According to reports from The Conference Board of Canada, GDP in the Canadian Territories in the North is expected to grow by 3.6 % this year, and then 5.4 % in 2013. While this is not as strong as was originally predicted, the North will still outperform the rest of the country. Most economists agree that the primary reason for this strength in numbers in Canada’s North is the mining industry.
All three territories have either existing or planned mining projects that can or will rival production anywhere in the world.
According to the Yukon Chamber of Mines, exploration expenditures in that Territory exceeded $300 million in 2011. Mineral production was estimated to have reached $485 million (compared to $46 million in 2006). The Chamber also advised that the sector directly employs 1,000 to 1,500 and that Yukon’s three top operating mines directly employ some 750 at the mine sites alone.
In Nunavut, there is tremendous activity. The proposed Mary River project on northern Baffin Island – if it proceeds – would be the North’s largest industrial development to date. The mine, which would be located 160 kms. south of Pond Inlet, would cover 17,000 hectares and would cost in the order of $4 billion to build. The mine would also require the construction of a 150 km railway, and a port to be built at Steensby Inlet. From there, a purpose-built fleet of approximately 10 icebreaking freighters would transport iron ore year round. The mine and related developments would require 3,000 workers for the building process, and then 950 people to run the operations. There are a number of issues to be discussed and resolved before this project could proceed, but the significant volume of jobs and investment dollars at stake for the region will make this an interesting conversation.
In Bathurst Inlet, MMG has submitted a proposal for the Izok Corridor project (comprising the Izok Lake and High Lake deposits) which is expected to produce in the area of 180,000 tonnes of zinc concentrate and 50,000 tonnes of copper concentrate per year once in production. While the operating Meadowbank mine may be slowing down somewhat, it is still estimated to be producing around 300,000 ounces of gold per year.
In the NWT, Rio Tinto and Harry Winston Diamond Corporation are working on making possible the significant life extension of the Diavik Diamond Mine by development of the A-21 pipe. This project could cost around $514 million, and would extend the life of the mine until 2023. The Ekati mine is currently expected to produce past 2018, and the Snap Lake mine to approximately 2028.

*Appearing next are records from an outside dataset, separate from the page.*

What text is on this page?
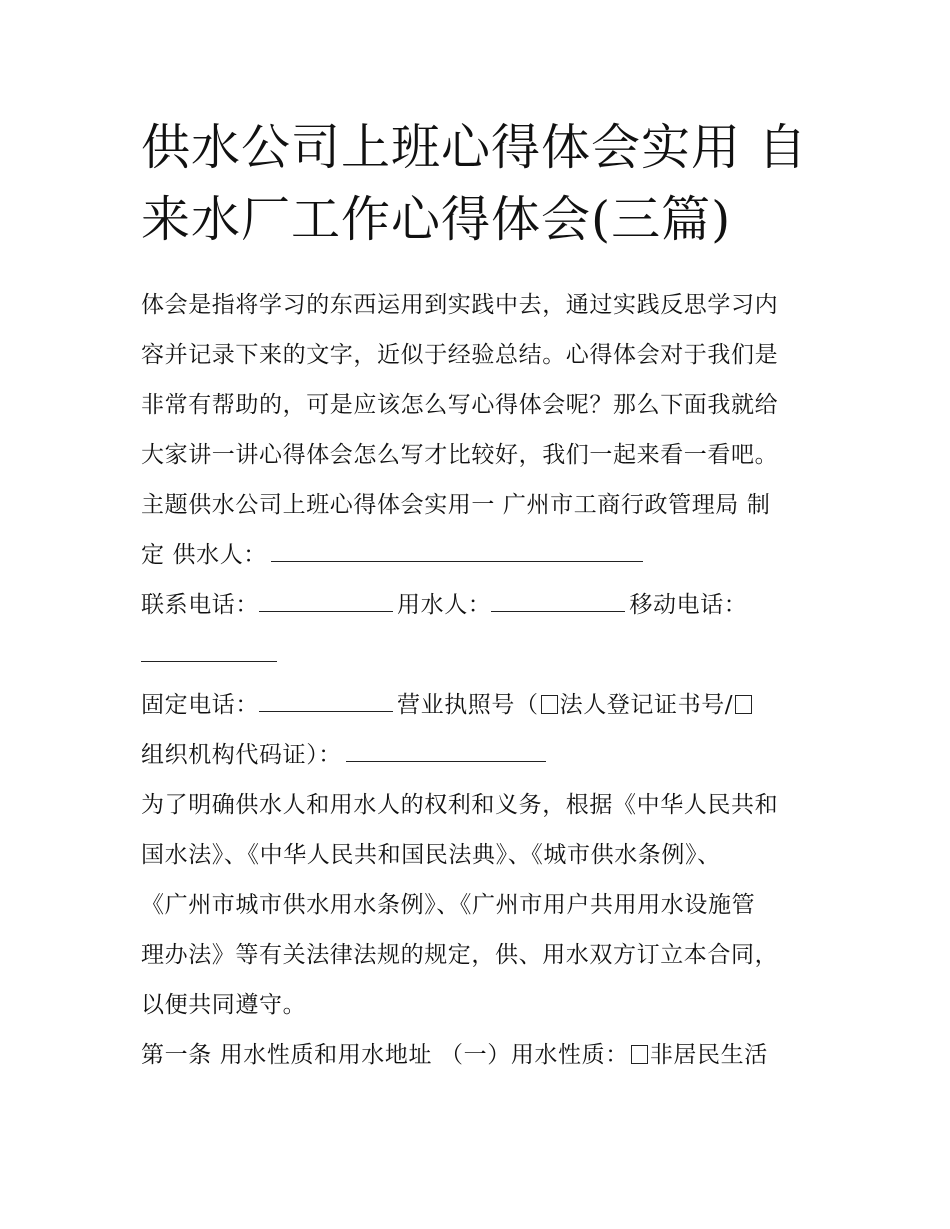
供水公司上班心得体会实用 自
来水厂工作心得体会(三篇)
体会是指将学习的东西运用到实践中去，通过实践反思学习内
容并记录下来的文字，近似于经验总结。心得体会对于我们是
非常有帮助的，可是应该怎么写心得体会呢？那么下面我就给
大家讲一讲心得体会怎么写才比较好，我们一起来看一看吧。
主题供水公司上班心得体会实用一 广州市工商行政管理局 制
定 供水人：
联系电话：	用水人：	移动电话：
固定电话：	营业执照号（ 法人登记证书号/
组织机构代码证）：
为了明确供水人和用水人的权利和义务，根据《中华人民共和
国水法》、《中华人民共和国民法典》、《城市供水条例》、
《广州市城市供水用水条例》、《广州市用户共用用水设施管
理办法》等有关法律法规的规定，供、用水双方订立本合同，
以便共同遵守。
第一条 用水性质和用水地址 （一）用水性质： 非居民生活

Whether the projects are advanced or in planning stages, some Northern communities have mixed feelings regarding this development. While there is no doubt that mines bring jobs, revenue and investment into Northern communities, they can also unwittingly bring challenges. According to the RCMP, more people can mean more crime and dysfunction in a community. An influx of residents also puts pressure on community infrastructure (housing, education, healthcare, etc.). Given these potential challenges, environmental assessments and impact benefit agreements are critical, to ensure that development is not occurring at the irreparable cost of the environment, communities or cultures.
It is our experience, assisting with major mining projects in Canada’s North, that the two considerations that tend to make for the long-term success of such projects are mostly at the front end: due diligence (time on the ground) and consultation. Projects must be carefully considered from regulatory, environmental assessment and community perspectives. They must also consider appropriate consultation requirements and develop mutually beneficial impact benefit agreements. When this is done well, implementation runs far more smoothly and the benefits of projects outweigh some of the inherent challenges that a sudden influx of prosperity brings to a region.